Configure private endpoints for storage
Navigate to your storage account on the Azure portal.
Select the Networking tab from the left navigation menu.
Select the Private endpoint connections tab.
Choose add + Private endpoint.
Provide a name and choose the same region as the virtual network.
Select Next: Resource.
On the resource tab, select blob from the Target sub-resource list.
select Next: Virtual Network.
Select the Virtual network and Subnet. Make sure Enable network policies for all private endpoints in this subnet is selected and the Dynamically allocate IP address is enabled.
Select Next: DNS.
Make sure that Yes is enabled for Integrate with private DNS zone.
Select Next: Tags.
Select Next: Review + create.
Great work! You now have all the connections between the Document Intelligence resource and storage configured to use managed identities.
Note
The resources are only accessible from the virtual network and allowed IPs.
Studio access and analyze requests to your Document Intelligence resource will fail unless the request originates from the virtual network or is routed via the virtual network.
Validate your deployment
To validate your deployment, you can deploy a virtual machine (VM) to the virtual network and connect to the resources.
Configure a Data Science VM in the virtual network.
Remotely connect into the VM from your desktop and launch a browser session that accesses Document Intelligence Studio.
Analyze requests and the training operations should now work successfully.

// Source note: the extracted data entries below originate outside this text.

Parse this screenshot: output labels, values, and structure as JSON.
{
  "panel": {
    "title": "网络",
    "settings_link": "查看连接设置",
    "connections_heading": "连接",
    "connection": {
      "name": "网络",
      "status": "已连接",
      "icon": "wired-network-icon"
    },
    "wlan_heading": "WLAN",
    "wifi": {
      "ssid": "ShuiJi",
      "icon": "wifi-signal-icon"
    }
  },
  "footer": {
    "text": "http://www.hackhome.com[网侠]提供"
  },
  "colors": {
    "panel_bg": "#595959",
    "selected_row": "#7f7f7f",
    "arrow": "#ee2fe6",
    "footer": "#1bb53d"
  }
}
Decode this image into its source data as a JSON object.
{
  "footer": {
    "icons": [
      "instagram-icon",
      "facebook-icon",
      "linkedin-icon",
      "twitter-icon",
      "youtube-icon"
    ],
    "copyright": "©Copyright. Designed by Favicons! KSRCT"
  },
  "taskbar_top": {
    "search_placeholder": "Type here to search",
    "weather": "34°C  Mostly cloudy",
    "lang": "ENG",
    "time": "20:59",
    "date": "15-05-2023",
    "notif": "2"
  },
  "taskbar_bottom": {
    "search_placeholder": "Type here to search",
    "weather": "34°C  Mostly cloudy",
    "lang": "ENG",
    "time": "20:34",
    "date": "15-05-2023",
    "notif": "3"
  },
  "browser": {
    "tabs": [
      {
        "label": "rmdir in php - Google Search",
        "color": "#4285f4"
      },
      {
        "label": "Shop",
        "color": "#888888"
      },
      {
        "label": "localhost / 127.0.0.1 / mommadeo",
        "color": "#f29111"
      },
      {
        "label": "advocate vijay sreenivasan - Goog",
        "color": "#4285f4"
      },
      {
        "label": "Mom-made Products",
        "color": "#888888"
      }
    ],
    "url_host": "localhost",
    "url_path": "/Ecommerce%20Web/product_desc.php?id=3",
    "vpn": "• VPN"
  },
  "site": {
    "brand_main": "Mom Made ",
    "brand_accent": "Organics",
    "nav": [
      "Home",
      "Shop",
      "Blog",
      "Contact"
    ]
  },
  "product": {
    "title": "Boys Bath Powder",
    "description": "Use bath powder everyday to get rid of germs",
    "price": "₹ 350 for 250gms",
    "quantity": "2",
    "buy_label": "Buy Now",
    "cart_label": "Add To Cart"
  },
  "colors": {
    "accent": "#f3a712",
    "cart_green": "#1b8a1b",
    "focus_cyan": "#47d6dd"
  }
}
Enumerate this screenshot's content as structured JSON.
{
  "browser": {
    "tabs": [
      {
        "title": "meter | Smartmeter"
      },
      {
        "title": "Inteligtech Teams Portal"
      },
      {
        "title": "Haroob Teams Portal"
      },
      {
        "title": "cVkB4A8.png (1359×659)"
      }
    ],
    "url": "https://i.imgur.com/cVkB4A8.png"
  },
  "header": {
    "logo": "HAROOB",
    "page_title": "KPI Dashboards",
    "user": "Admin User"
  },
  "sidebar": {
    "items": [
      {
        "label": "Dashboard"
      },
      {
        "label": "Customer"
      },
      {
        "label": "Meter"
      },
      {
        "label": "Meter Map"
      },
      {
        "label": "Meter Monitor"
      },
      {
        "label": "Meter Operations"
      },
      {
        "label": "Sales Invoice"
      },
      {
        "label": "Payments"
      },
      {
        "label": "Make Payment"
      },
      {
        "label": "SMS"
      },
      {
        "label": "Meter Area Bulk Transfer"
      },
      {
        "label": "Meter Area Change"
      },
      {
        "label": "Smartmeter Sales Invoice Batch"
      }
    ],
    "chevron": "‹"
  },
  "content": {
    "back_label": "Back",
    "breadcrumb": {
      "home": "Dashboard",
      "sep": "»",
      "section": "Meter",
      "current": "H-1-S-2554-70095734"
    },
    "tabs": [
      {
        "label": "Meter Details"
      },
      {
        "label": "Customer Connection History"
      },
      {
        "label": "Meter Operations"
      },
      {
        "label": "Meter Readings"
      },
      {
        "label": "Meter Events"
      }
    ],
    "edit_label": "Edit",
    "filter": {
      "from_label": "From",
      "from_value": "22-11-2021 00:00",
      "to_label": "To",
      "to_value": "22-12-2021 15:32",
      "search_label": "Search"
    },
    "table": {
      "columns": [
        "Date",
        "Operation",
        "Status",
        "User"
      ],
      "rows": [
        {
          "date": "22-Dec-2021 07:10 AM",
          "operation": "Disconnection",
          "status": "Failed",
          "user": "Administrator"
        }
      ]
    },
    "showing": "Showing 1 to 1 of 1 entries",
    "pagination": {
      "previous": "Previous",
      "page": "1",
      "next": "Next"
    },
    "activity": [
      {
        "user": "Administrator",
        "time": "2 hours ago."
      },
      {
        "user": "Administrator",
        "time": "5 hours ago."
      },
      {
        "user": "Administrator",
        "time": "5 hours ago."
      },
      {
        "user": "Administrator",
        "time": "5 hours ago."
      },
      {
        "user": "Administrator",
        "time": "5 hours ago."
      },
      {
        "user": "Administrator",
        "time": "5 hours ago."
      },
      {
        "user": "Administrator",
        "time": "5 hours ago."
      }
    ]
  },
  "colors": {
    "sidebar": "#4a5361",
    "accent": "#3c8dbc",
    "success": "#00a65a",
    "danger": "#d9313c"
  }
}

That's it! You can now configure secure access for your Document Intelligence resource with managed identities and private endpoints.
Common error messages
Failed to access Blob container:
Resolution:
Make sure the client computer can access Document Intelligence resource and storage account, either they are in the same
VNET
, or client IP address is allowed in Networking > Firewalls and virtual networks setting page of both Document Intelligence resource and storage account.
AuthorizationFailure:
Resolution: Make sure the client computer can access Document Intelligence resource and storage account, either they are in the same
VNET
, or client IP address is allowed in Networking > Firewalls and virtual networks setting page of both Document Intelligence resource and storage account.ContentSourceNotAccessible:
Resolution: Make sure you grant your Document Intelligence managed identity the role of Storage Blob Data Contributor and enabled Trusted services access or Resource instance rules on the networking tab.
AccessDenied:
Resolution: Make sure the client computer can access Document Intelligence resource and storage account, either they are in the same
VNET
, or client IP address is allowed in Networking > Firewalls and virtual networks setting page of both Document Intelligence resource and storage account.